The story takes place sometime in the future when mankind is on the verge of being besieged by a swarm of intergalactic bugs called Formics. This school’s mission is getting young pre-teen recruits ready to go to war. The head of recruiting, named Graff (Harrison Ford), has confidence in little Wiggin because he has “a good killer instinct” despite the fact that most of the kid’s actions seem to suggest otherwise. Eventually, he has to lead his fellow recruits in a battle against the bugs. The script has the nerve to suggest that we’re suppose to feel some empathy for these bugs, but looking at them up close they don’t exactly tug at your heart. They look a little like the bugs in “Aliens” and are so unsightly that you feel like swatting them with a newspaper.
Most of “Ender’s Game” deals with Little Wiggin’s time in basic training. He comes under the thumb of, not one, but TWO loud-mouthed drill sergeants. The first is a burly black man named Dap (Nonso Anozie) who assures Little Wiggin that he will never EVER salute him (you get no points for guessing that he will eventually break that rule). The other drill sergeant is a young hothead named Bonzo Madrid (yes . . . Bonzo Madrid) who wears a permanent scowl reminiscent of Moe from The Three Stooges. Actually, Bonzo is the most interesting person in the movie only because you remember him. Everyone else is more or less superfluous.
The adults aren’t given good roles either. Harrison Ford is wasted in a role that offers him no personality or even a character to play. Ditto the wonderful Viola Davis who plays an empathetic Major, pops in to have a few verbal disagreements with Ford and then disappears. Davis has proven herself to be one of the most talented and understated actresses of her generation, but here she’s stuck with a role that never takes advantage of her unique gifts. This is a role so bland and so underwritten that it could have been played by a computer.
Ben Kingsley plays a mysterious figure named Mazer Rackham, a half-Maori war hero who is apparently supposed to be Wiggin’s trainer and mentor. The sight of Kingsley with the Maori tattoos on his face has to be seen to be believed. It looks like it was sketched by a five year-old with a ball point pen. Ben Kingsley is a brilliant actor who has stumbled twice this year with this role and in a wasted role as The Mandarin in “Iron Man Three.” He is either a really good sport or he should start shopping for a new agent.

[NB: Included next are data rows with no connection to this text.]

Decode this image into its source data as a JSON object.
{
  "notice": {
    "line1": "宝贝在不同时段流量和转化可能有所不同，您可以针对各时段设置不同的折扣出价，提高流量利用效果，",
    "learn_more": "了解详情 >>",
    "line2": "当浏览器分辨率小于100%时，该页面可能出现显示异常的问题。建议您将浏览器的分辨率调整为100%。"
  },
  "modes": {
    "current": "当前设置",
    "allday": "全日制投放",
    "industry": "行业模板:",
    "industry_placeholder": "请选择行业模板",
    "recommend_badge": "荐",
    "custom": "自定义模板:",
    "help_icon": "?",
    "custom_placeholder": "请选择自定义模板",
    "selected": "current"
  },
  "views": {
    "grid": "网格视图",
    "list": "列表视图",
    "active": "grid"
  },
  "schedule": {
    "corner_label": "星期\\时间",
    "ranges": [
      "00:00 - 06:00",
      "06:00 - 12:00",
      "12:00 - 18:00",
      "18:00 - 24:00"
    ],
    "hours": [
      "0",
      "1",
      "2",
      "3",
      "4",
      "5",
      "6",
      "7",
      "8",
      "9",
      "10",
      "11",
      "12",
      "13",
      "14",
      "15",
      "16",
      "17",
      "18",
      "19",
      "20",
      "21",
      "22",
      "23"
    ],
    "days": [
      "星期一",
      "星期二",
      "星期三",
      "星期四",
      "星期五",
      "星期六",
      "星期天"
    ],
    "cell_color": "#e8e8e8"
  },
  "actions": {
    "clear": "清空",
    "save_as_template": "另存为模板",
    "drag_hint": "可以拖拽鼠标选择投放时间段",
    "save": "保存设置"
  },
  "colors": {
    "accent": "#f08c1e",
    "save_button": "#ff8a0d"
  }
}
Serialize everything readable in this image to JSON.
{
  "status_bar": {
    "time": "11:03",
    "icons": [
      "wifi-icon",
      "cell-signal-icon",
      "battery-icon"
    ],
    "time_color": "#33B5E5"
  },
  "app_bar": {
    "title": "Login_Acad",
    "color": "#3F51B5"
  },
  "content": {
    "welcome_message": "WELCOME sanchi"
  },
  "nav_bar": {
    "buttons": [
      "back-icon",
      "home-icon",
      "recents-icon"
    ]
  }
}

The director of “Ender’s Game” is a South African named Gavin Hood whose previous efforts include directing “X-Men Origin: Wolverine” and acting in such memorable epics as “Kickboxer 5” and “Project Shadowchaser II.” That’s not exactly a stellar resume, but it would explain a lot, especially since he adapted the screenplay himself. He has a tin ear for dialogue and employs a mallet in place of a soft artistic touch. His film ends by suggesting a sequel. The obvious suggestion would be that he should skip over the movie and turn it into a video game. That way at least you have some control over the proceeding, like when to turn it off and go do something else.